The Bouncing Betty, more formally known as the S mine, is a German military invention which sparked great fear in all opposing Allied troops.

Concealed in the ground, once triggered the mine propelled one metre into the air to detonate lethal shrapnel in a 360-degree radius.

It is unknown how many deaths the Bouncing Betty was responsible for, but it had an undeniably massive impact during World War II both physically and psychologically.
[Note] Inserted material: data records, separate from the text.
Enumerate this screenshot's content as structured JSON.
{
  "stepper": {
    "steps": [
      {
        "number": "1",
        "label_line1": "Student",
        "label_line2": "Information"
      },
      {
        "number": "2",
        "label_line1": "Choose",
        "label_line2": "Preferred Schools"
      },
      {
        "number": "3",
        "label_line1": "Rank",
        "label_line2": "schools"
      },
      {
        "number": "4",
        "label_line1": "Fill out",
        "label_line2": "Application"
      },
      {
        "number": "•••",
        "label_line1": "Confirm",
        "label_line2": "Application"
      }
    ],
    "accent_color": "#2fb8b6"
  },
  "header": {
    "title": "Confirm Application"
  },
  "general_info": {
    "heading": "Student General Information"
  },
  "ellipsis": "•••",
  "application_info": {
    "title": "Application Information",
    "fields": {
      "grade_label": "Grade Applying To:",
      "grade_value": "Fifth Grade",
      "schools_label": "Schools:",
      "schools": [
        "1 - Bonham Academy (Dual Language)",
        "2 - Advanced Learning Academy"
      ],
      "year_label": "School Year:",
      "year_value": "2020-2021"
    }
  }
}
Here at Surplus Store, we are an online airsoft and survival gear store in the UK, supplying everything required for military history enthusiasts, including informative blogs! Discover our top facts about World War II’s most distinctive military weapon below!

The German flag

A World War II German Weapon

The ‘Bouncing Betty’ is the American nickname given to the German S-mine during World War II. It was first produced in 1935 and was a fundamental weapon used for defence by the Third Reich. The mine was explicitly designed to kill and severely damage unprotected infantry in open areas.

By 1945, it is believed over 1.93 million Bouncing Betties were produced during its 10-year production and it remains as one of the most recognised weapons of World War II today.

A total of two designs were created, with little difference between the two. These were:

• The SMi-35
• The SMi-44

The First Encounter in Combat

The first documented use of the Bouncing Betty in combat occurred during the Saar Offensive between 7th and 11th September 1939. French soldiers suffered mass casualties at the hands of the S mine which caused their retreat during the battle.

After the event, French soldiers named the weapon ‘the silent soldier’.

The German military’s success when using the Bouncing Betty during this event spurred them on to unceasingly use the S mine as a form of defence of Germany and its occupied territories.

Soldiers stood next to each other

Fear of Maiming

The Bouncing Betty had a terrifying hold over Allied troops and scared soldiers due to its ability to severely maim as opposed to killing those who were as unfortunate to come across one.

Vulnerable body areas, such as limbs and genitalia, were the most likely to be harmed, and understandably struck fear in many.

Activation was Quick

Once triggered, the Bouncing Betty could activate its charge anywhere between 3.9 and 4.5 seconds. How fast it activated depended on how old the mine was and its condition.

How lethal a Bouncing Betty was varied in records. The German military recorded that the mine had fatal results within a 20-metre radius, and casualties could be caused within 100 metres.

American training manual, on the other hand, recorded that the mine could cause harm within 140 metres.

A land mine on a forest floor

Incorrect Information Spread About S Mines During World War II

In consequence of inattentive American propaganda during the Second World War, the S mine became the subject of ill-informed information.

An incorrect rumour spread that the S mine didn’t activate until the person stood on it stepped away from the trigger.

This was inaccurate information as the Bouncing Betty didn’t rely on a release of pressure to work; running away from the mine or remaining still both had equally dangerous consequences.

Upon further investigation, it was decided that the best act of survival during detonation was to drop face down to the floor as soon as possible.

Coming out of the explosion injury-free wasn’t likely this way, but it would reduce the volume of shrapnel hitting the body.

The ‘step-away activation’ myth is something that is still believed by many today, mostly due to Hollywood's preference for drama and tension!

Undiscovered S Mines Today

The production of the Bouncing Betty ended after the Second World War, and it was believed that the surviving mines were destroyed after Germany’s surrender. Some may have been kept for analysis by the Allies.

Despite the claim that Bouncing Betty had a short life span of between two and seven years, there is the fear that an undiscovered S mine could still be activated now. Previous Warsaw Pact countries, North Africa, France and Germany occasionally fall victim to the activation of unfound S mines.